И сейчас Робину не хотелось оставлять Пен одну. Потому что он понимал: она чувствовала себя совершенно одинокой в этом людском скопище.

Они знали друг друга уже шестнадцать лет. При первом знакомстве в них пробудилось взаимное чувство. Но вскоре отец Робина и мать Пен вступили в брак, и новые ощущения в новой семье превратили их первую неокрепшую любовь в крепкую и верную дружбу — такую, что Робин был твердо убежден: он знает Пен намного лучше и глубже, чем ее мать или ее младшая сестра Пиппа. Сейчас он чувствовал: она не откровенна с ним, что-то скрывает. Даже хуже — пытается обмануть.

— В чем дело? — вскинула голову Пен, так как он продолжал с недоверием смотреть на нее. — Отчего желание человека удалиться по своим личным делам вызывает подозрения?

Она попыталась рассмеяться.

— Ладно. Увидимся позднее, — примирительно сказал Робин.

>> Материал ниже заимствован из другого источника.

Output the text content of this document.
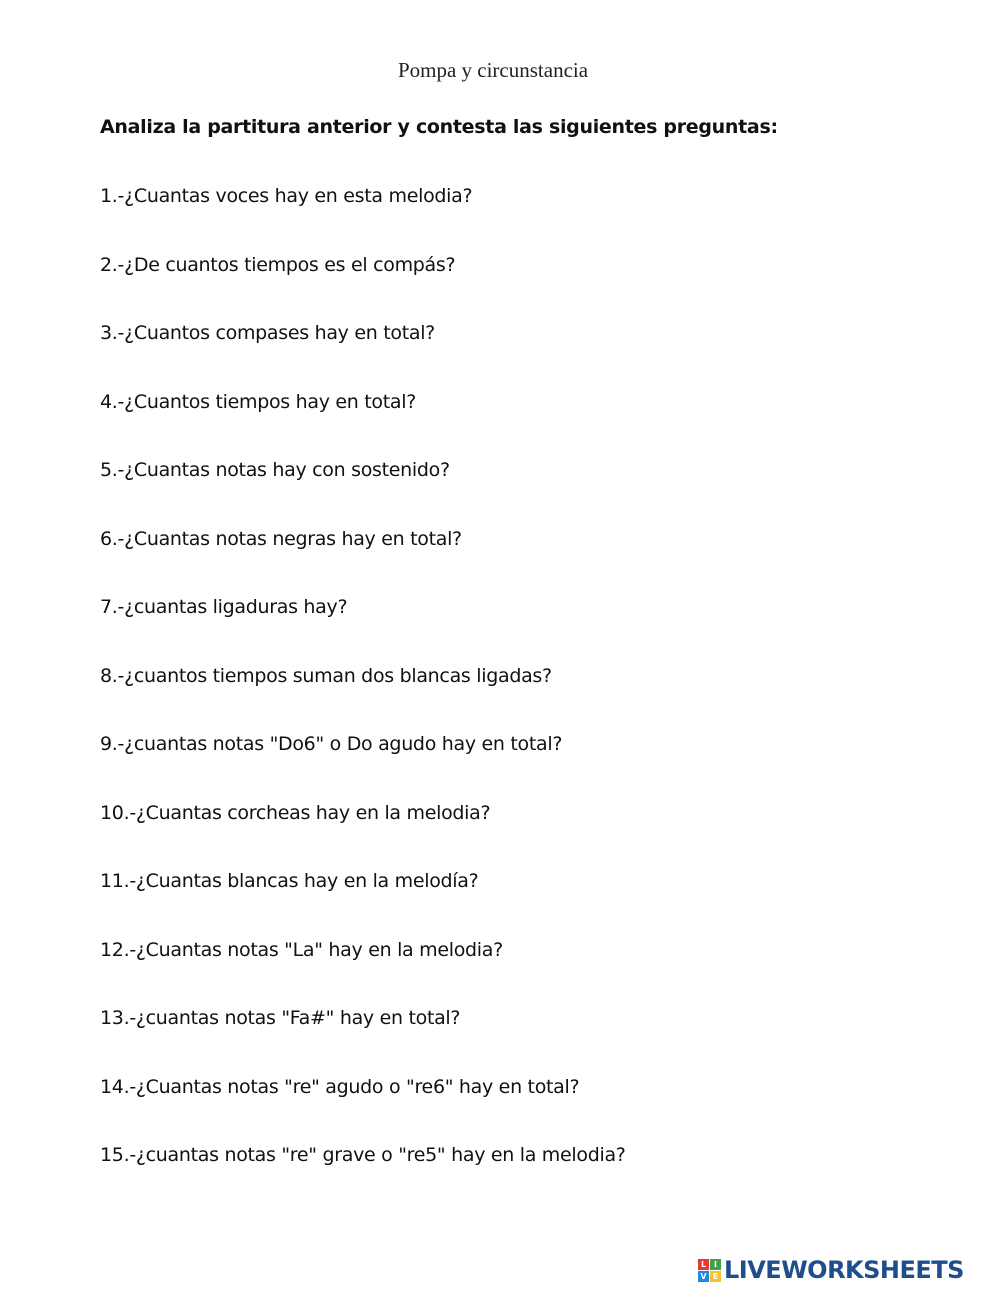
Pompa y circunstancia
Analiza la partitura anterior y contesta las siguientes preguntas:
1.-¿Cuantas voces hay en esta melodia?
2.-¿De cuantos tiempos es el compás?
3.-¿Cuantos compases hay en total?
4.-¿Cuantos tiempos hay en total?
5.-¿Cuantas notas hay con sostenido?
6.-¿Cuantas notas negras hay en total?
7.-¿cuantas ligaduras hay?
8.-¿cuantos tiempos suman dos blancas ligadas?
9.-¿cuantas notas "Do6" o Do agudo hay en total?
10.-¿Cuantas corcheas hay en la melodia?
11.-¿Cuantas blancas hay en la melodía?
12.-¿Cuantas notas "La" hay en la melodia?
13.-¿cuantas notas "Fa#" hay en total?
14.-¿Cuantas notas "re" agudo o "re6" hay en total?
15.-¿cuantas notas "re" grave o "re5" hay en la melodia?
L I
V E LIVEWORKSHEETS
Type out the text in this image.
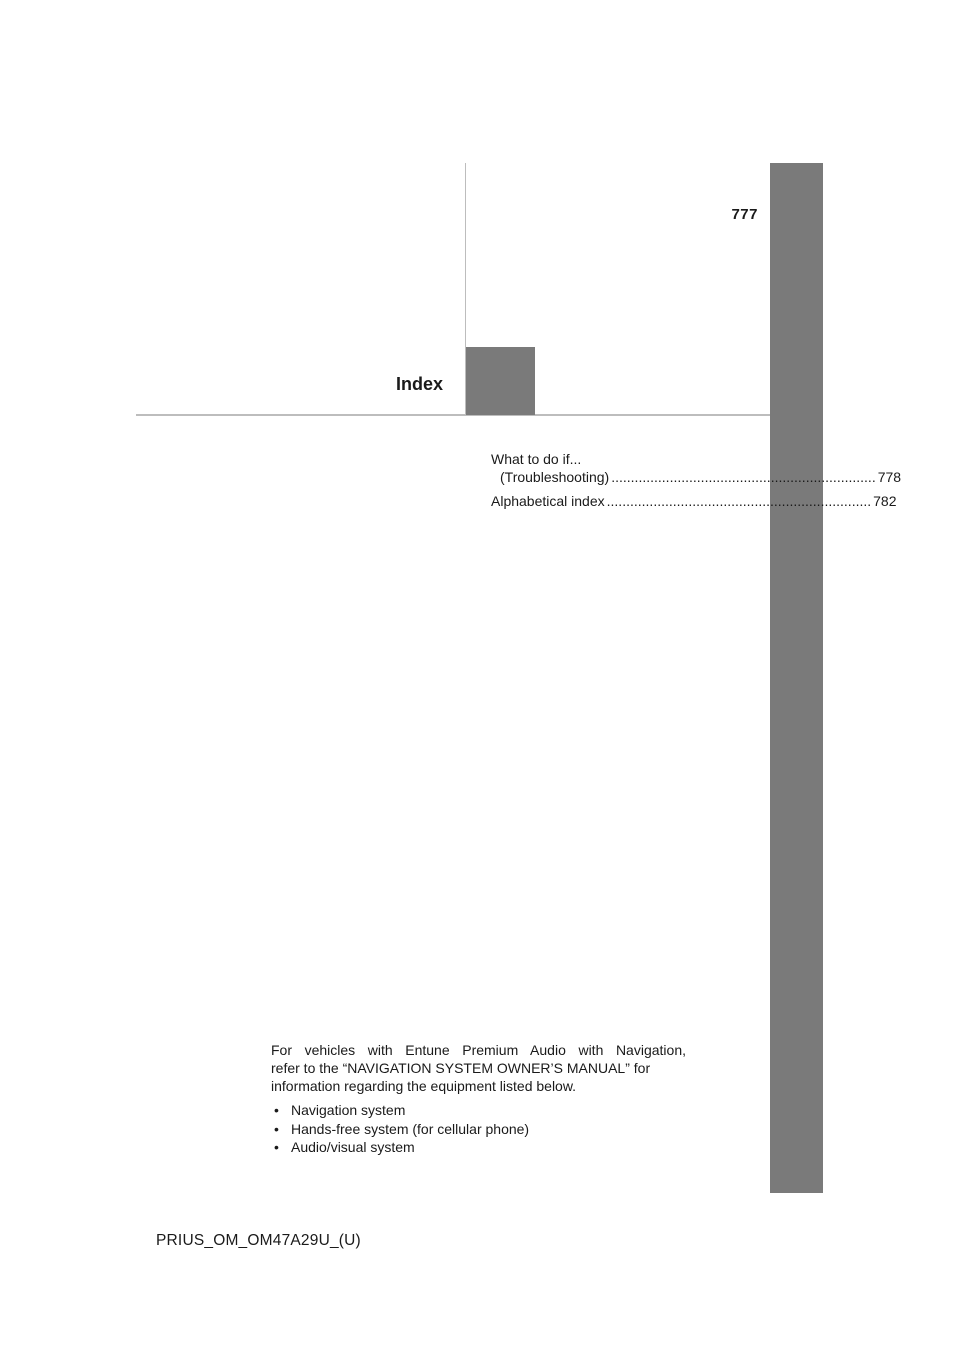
777
Index
What to do if...
(Troubleshooting) .................................................................... 778
Alphabetical index .................................................................... 782

For vehicles with Entune Premium Audio with Navigation,
refer to the “NAVIGATION SYSTEM OWNER’S MANUAL” for
information regarding the equipment listed below.

• Navigation system
• Hands-free system (for cellular phone)
• Audio/visual system
PRIUS_OM_OM47A29U_(U)
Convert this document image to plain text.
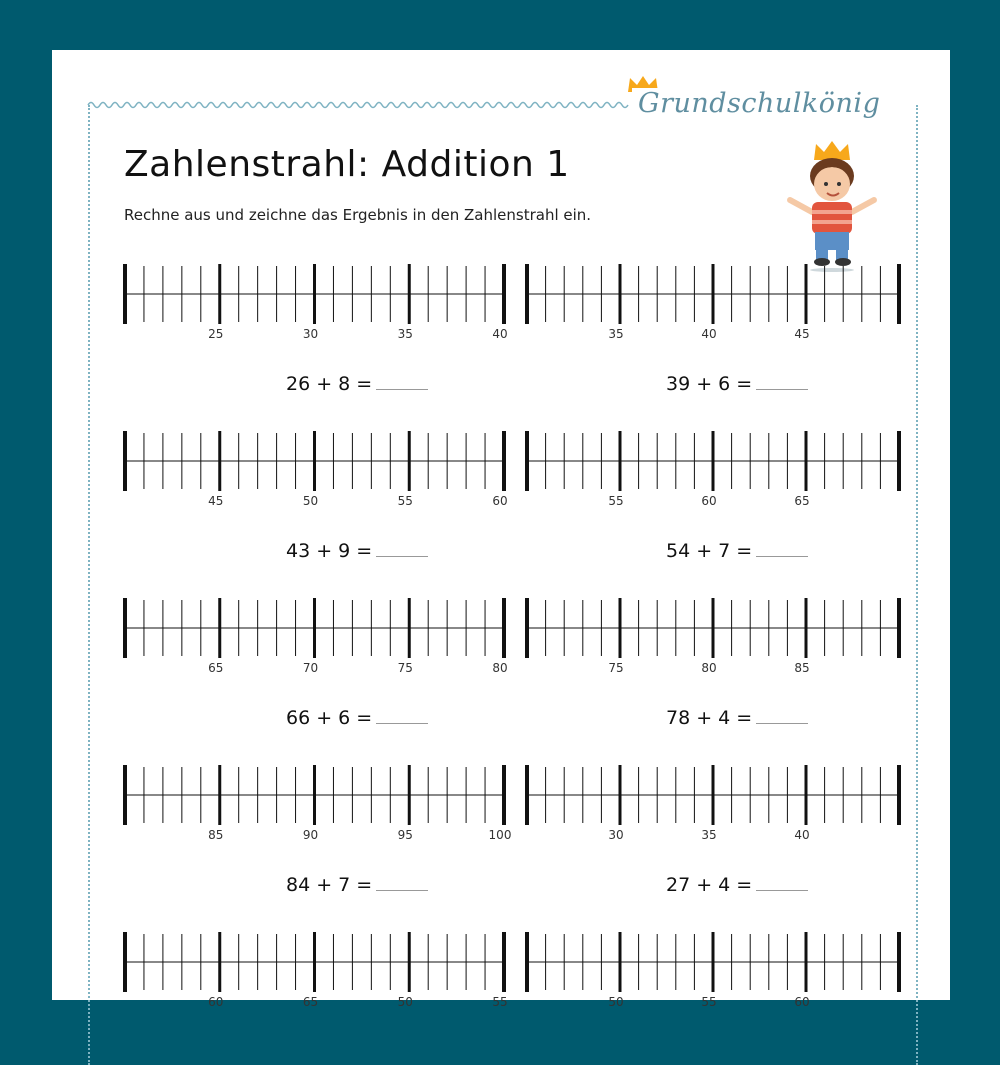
Grundschulkönig
Zahlenstrahl: Addition 1
Rechne aus und zeichne das Ergebnis in den Zahlenstrahl ein.
25	30	35	40	35	40	45
26 + 8 =	39 + 6 =
45	50	55	60	55	60	65
43 + 9 =	54 + 7 =
65	70	75	80	75	80	85
66 + 6 =	78 + 4 =
85	90	95	100	30	35	40
84 + 7 =	27 + 4 =
60	65	50	55	50	55	60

Он медленно направился к лестнице, ведущей вниз, Пен пошла в противоположном направлении. Но как только она скрылась из виду в конце галереи, он повернулся и двинулся за ней. Несмотря на некоторую грузность, походка у него была легкой, если не сказать — изящной. Следуя по ее стопам, он попал в узкий коридор за галереей и увидел, как Пен идет по нему торопливой походкой, словно и впрямь спеша в туалетную комнату.

Внезапно он потерял ее из виду, она словно растворилась в стене. Он остановился в недоумении, хмурясь и теребя свою неухоженную бороду. Он плохо знал эту часть огромного дома, но понимал, что никаких потайных ходов здесь быть не может и скорее всего Пен скрылась в одной из бесчисленных комнатушек позади свисающих с потолка гобеленов. Что поделаешь? Она его переиграла. Он повернулся и зашагал на этот раз прямо к лестнице, чтобы спуститься в зал.

Из-за гобеленов Пен наблюдала за ним. Она знала его повадки и понимала, что он не оставит ее в покое: с отроческих лет у них шла подобная игра. Правда, сейчас он хотел таким способом выразить серьезную взрослую озабоченность ее душевным состоянием.

Когда путь стал свободным, она вышла из укрытия и поспешила в комнату, которую хорошо знала и любила и которая совмещала функции кабинета и библиотеки. Единственным из семейства Брайанстон, интересовавшимся книгами и заботившимся о пополнении библиотеки, был ее покойный муж Филипп. Нынешний глава дома Майлз был малообразован, не слишком грамотеи; она никогда не видела в его руках книгу. Даже его мать, несмотря на свой недюжинный ум и явные способности, с трудом могла произвести простейшее арифметическое действие или нацарапать подпись на деловой бумаге. После смерти Филиппа почти все дела по дому она переложила на управляющего.